Yazarımız da o mısralardan gayet güzel bir seçme yapmış. Hepsine işaret etmeye niyetlenseydi on katı, yirmi katı, belki daha da fazlasını yazması gerekirdi.

*

Halit Bey’in yazısında noksanlık veya fazlalık olduğuna işaret edeceğim sanılmasın.

Sadece okuyunca hissettiklerimi belirtmek ve bir iki noktada ek yapmak istedim. Tabiî bir de gözden kaçıran varsa, onların dikkatini çekmek gibi bir niyetim olduğundan söz edebiliriz.

Hiçbir yazı tam, mükemmel değildir. Ancak Allah (C.C.) kelâmı kusursuz ve mükemmeldir.

Bu itibarla hepimizin yazdıklarında hatalar, kusurlar, noksanlıklar olacaktır. Yazdığının niteliğini bilenlere ne mutlu!

Kitabımızda yer alan “Her nefs ölümü tadacaktır” şeklindeki ifade üzerinde de büyüklerimiz önemle durmuş tarih boyunca. Biz buradan her canlının günün birinde öleceğini anlıyoruz, yukarıda da belirttik.
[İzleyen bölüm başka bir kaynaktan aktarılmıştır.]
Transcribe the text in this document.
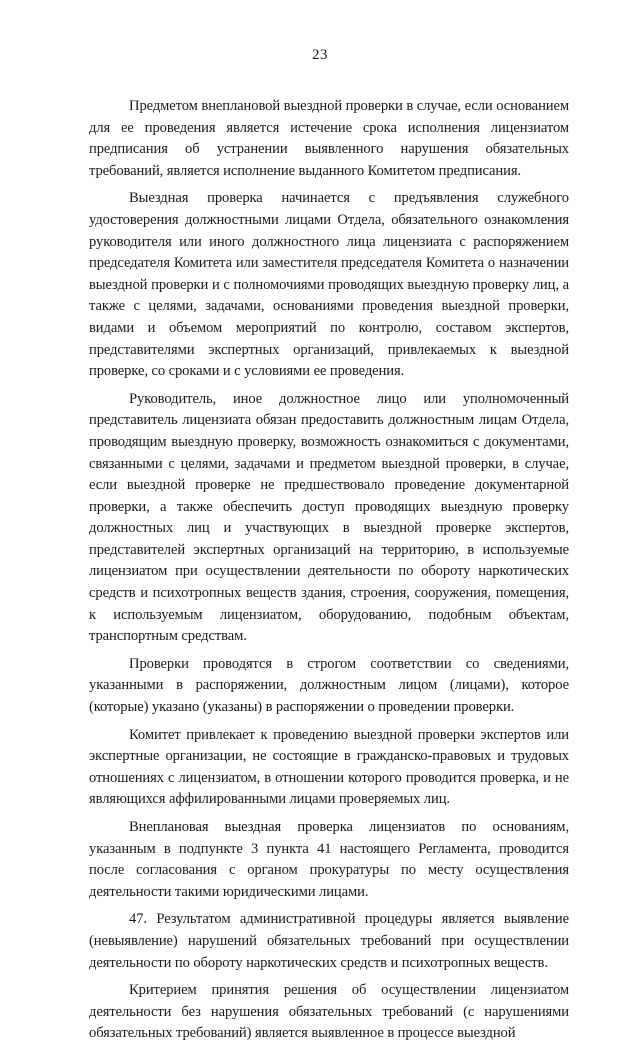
23

Предметом внеплановой выездной проверки в случае, если основанием для ее проведения является истечение срока исполнения лицензиатом предписания об устранении выявленного нарушения обязательных требований, является исполнение выданного Комитетом предписания.

Выездная проверка начинается с предъявления служебного удостоверения должностными лицами Отдела, обязательного ознакомления руководителя или иного должностного лица лицензиата с распоряжением председателя Комитета или заместителя председателя Комитета о назначении выездной проверки и с полномочиями проводящих выездную проверку лиц, а также с целями, задачами, основаниями проведения выездной проверки, видами и объемом мероприятий по контролю, составом экспертов, представителями экспертных организаций, привлекаемых к выездной проверке, со сроками и с условиями ее проведения.

Руководитель, иное должностное лицо или уполномоченный представитель лицензиата обязан предоставить должностным лицам Отдела, проводящим выездную проверку, возможность ознакомиться с документами, связанными с целями, задачами и предметом выездной проверки, в случае, если выездной проверке не предшествовало проведение документарной проверки, а также обеспечить доступ проводящих выездную проверку должностных лиц и участвующих в выездной проверке экспертов, представителей экспертных организаций на территорию, в используемые лицензиатом при осуществлении деятельности по обороту наркотических средств и психотропных веществ здания, строения, сооружения, помещения, к используемым лицензиатом, оборудованию, подобным объектам, транспортным средствам.

Проверки проводятся в строгом соответствии со сведениями, указанными в распоряжении, должностным лицом (лицами), которое (которые) указано (указаны) в распоряжении о проведении проверки.

Комитет привлекает к проведению выездной проверки экспертов или экспертные организации, не состоящие в гражданско-правовых и трудовых отношениях с лицензиатом, в отношении которого проводится проверка, и не являющихся аффилированными лицами проверяемых лиц.

Внеплановая выездная проверка лицензиатов по основаниям, указанным в подпункте 3 пункта 41 настоящего Регламента, проводится после согласования с органом прокуратуры по месту осуществления деятельности такими юридическими лицами.

47. Результатом административной процедуры является выявление (невыявление) нарушений обязательных требований при осуществлении деятельности по обороту наркотических средств и психотропных веществ.

Критерием принятия решения об осуществлении лицензиатом деятельности без нарушения обязательных требований (с нарушениями обязательных требований) является выявленное в процессе выездной
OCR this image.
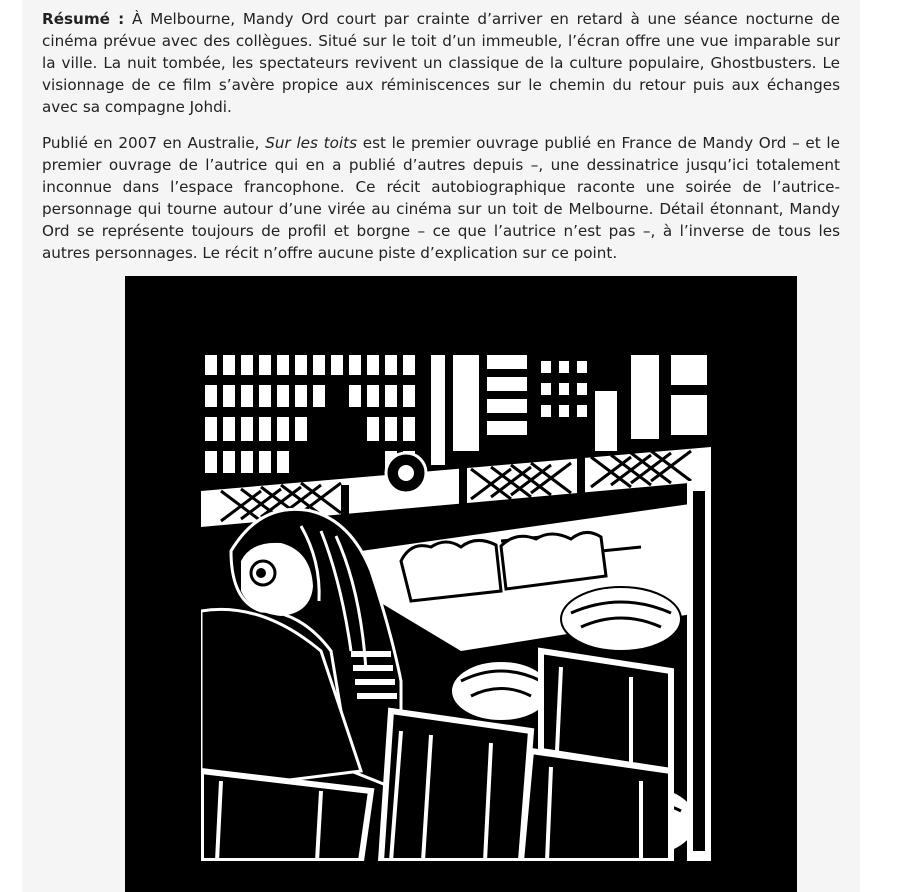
Résumé : À Melbourne, Mandy Ord court par crainte d’arriver en retard à une séance nocturne de cinéma prévue avec des collègues. Situé sur le toit d’un immeuble, l’écran offre une vue imparable sur la ville. La nuit tombée, les spectateurs revivent un classique de la culture populaire, Ghostbusters. Le visionnage de ce film s’avère propice aux réminiscences sur le chemin du retour puis aux échanges avec sa compagne Johdi.

Publié en 2007 en Australie, Sur les toits est le premier ouvrage publié en France de Mandy Ord – et le premier ouvrage de l’autrice qui en a publié d’autres depuis –, une dessinatrice jusqu’ici totalement inconnue dans l’espace francophone. Ce récit autobiographique raconte une soirée de l’autrice-personnage qui tourne autour d’une virée au cinéma sur un toit de Melbourne. Détail étonnant, Mandy Ord se représente toujours de profil et borgne – ce que l’autrice n’est pas –, à l’inverse de tous les autres personnages. Le récit n’offre aucune piste d’explication sur ce point.
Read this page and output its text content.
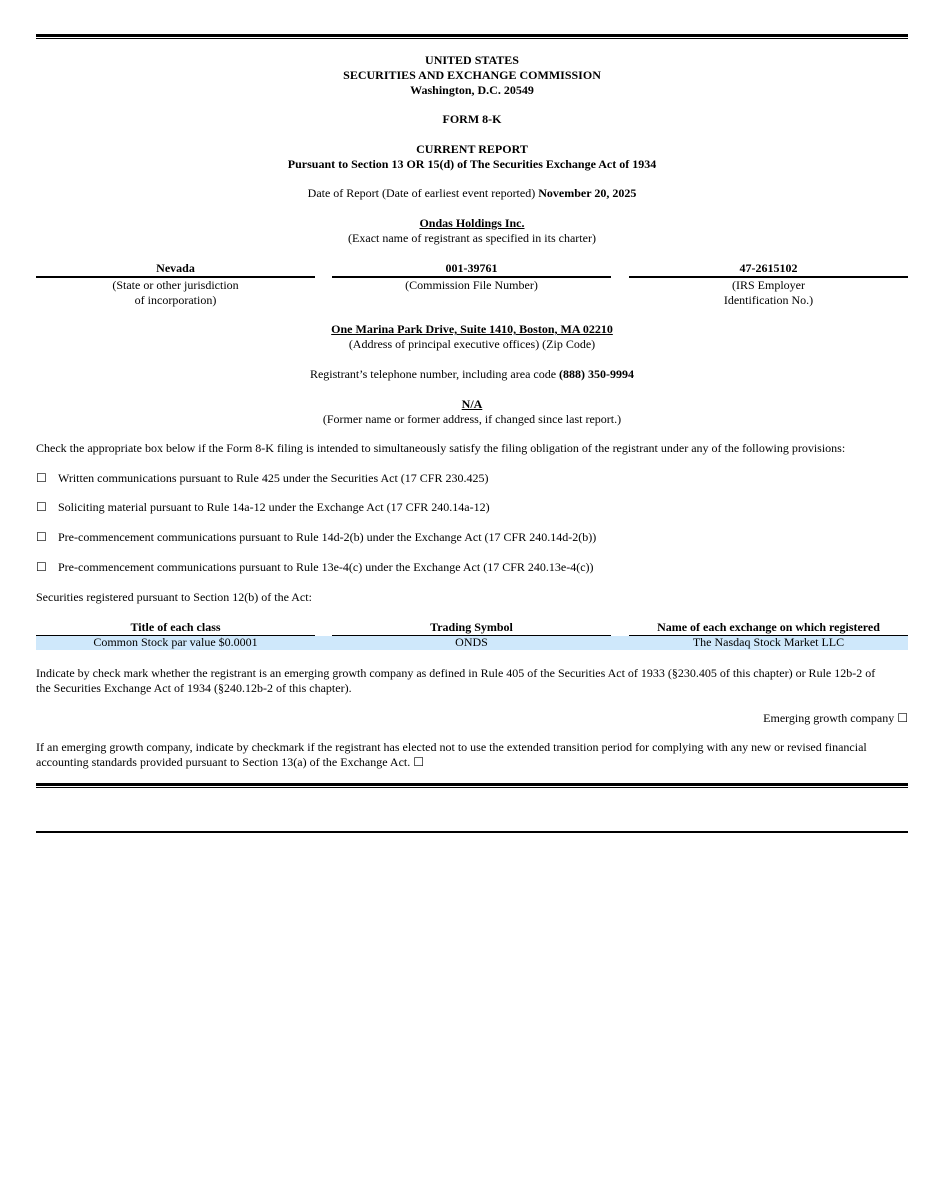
UNITED STATES
SECURITIES AND EXCHANGE COMMISSION
Washington, D.C. 20549
FORM 8-K
CURRENT REPORT
Pursuant to Section 13 OR 15(d) of The Securities Exchange Act of 1934
Date of Report (Date of earliest event reported) November 20, 2025
Ondas Holdings Inc.
(Exact name of registrant as specified in its charter)
Nevada
(State or other jurisdiction
of incorporation)
001-39761
(Commission File Number)
47-2615102
(IRS Employer
Identification No.)
One Marina Park Drive, Suite 1410, Boston, MA 02210
(Address of principal executive offices) (Zip Code)
Registrant’s telephone number, including area code (888) 350-9994
N/A
(Former name or former address, if changed since last report.)
Check the appropriate box below if the Form 8-K filing is intended to simultaneously satisfy the filing obligation of the registrant under any of the following provisions:
☐ Written communications pursuant to Rule 425 under the Securities Act (17 CFR 230.425)
☐ Soliciting material pursuant to Rule 14a-12 under the Exchange Act (17 CFR 240.14a-12)
☐ Pre-commencement communications pursuant to Rule 14d-2(b) under the Exchange Act (17 CFR 240.14d-2(b))
☐ Pre-commencement communications pursuant to Rule 13e-4(c) under the Exchange Act (17 CFR 240.13e-4(c))
Securities registered pursuant to Section 12(b) of the Act:
Title of each class	Trading Symbol	Name of each exchange on which registered
Common Stock par value $0.0001	ONDS	The Nasdaq Stock Market LLC
Indicate by check mark whether the registrant is an emerging growth company as defined in Rule 405 of the Securities Act of 1933 (§230.405 of this chapter) or Rule 12b-2 of
the Securities Exchange Act of 1934 (§240.12b-2 of this chapter).
Emerging growth company ☐
If an emerging growth company, indicate by checkmark if the registrant has elected not to use the extended transition period for complying with any new or revised financial
accounting standards provided pursuant to Section 13(a) of the Exchange Act. ☐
Ancak, “Her canlı ölecektir” denmeyip, çok daha ince, çok daha estetik, çok daha anlamlı ifade edilmesi, “ölümü tatmak” hakkında da düşünmemizi gerektiriyor.

Sözü uzatma niyetinde değilim.

Halk edebiyatımızın tartışmasız zirve ismi Karacaoğlan’dan ölüm konusunun işlendiği iki şiiri hatırlatarak bugünkü vazifemi yerine getirmek isterim.

*

Bir ayrılık, bir yoksulluk, bir ölüm

Vara vara vardım ol kara taşa

Hasret ettin beni kavim kardaşa

Sebep ne gözden akan kanlı yaşa

Bir ayrılık, bir yoksulluk, bir ölüm

Nice sultanları tahttan indirdi

Nicesinin gül benzini soldurdu

Nicelerin gelmez yola gönderdi

Bir ayrılık, bir yoksulluk, bir ölüm

Karac’oğlan der ki, kondum göçülmez

Acıdır ecel şerbeti, içilmez

Üç derdim var, birbirinden seçilmez

Bir ayrılık, bir yoksulluk, bir ölüm

*

Ölüm ile ayrılığı tartmışlar

Seyyah oldum, gezdim gurbet elleri

Kâr etti canıma, yeter ayrılık

Anlatayım başa gelen hâlleri

Ölümden çok çektim, beter ayrılık

Gurbet eli bizim için yapmışlar

Çatısını çok muntazam çatmışlar

Ölüm ile ayrılığı tartmışlar

Elli dirhem fazla gelmiş ayrılık

Karac’oğlan der ki, telkin verince

Ötüşür bülbüller gonca gülünce

Ben orda, yâr burda, böyle kalınca

İster ölüm olsun, ister ayrılık

*

Tartınca ayrılık, ölümden elli dirhem fazla geliyorsa, Cenab-ı Allah, sevdiğinden ayrı kalanları tez zamanda kavuştursun.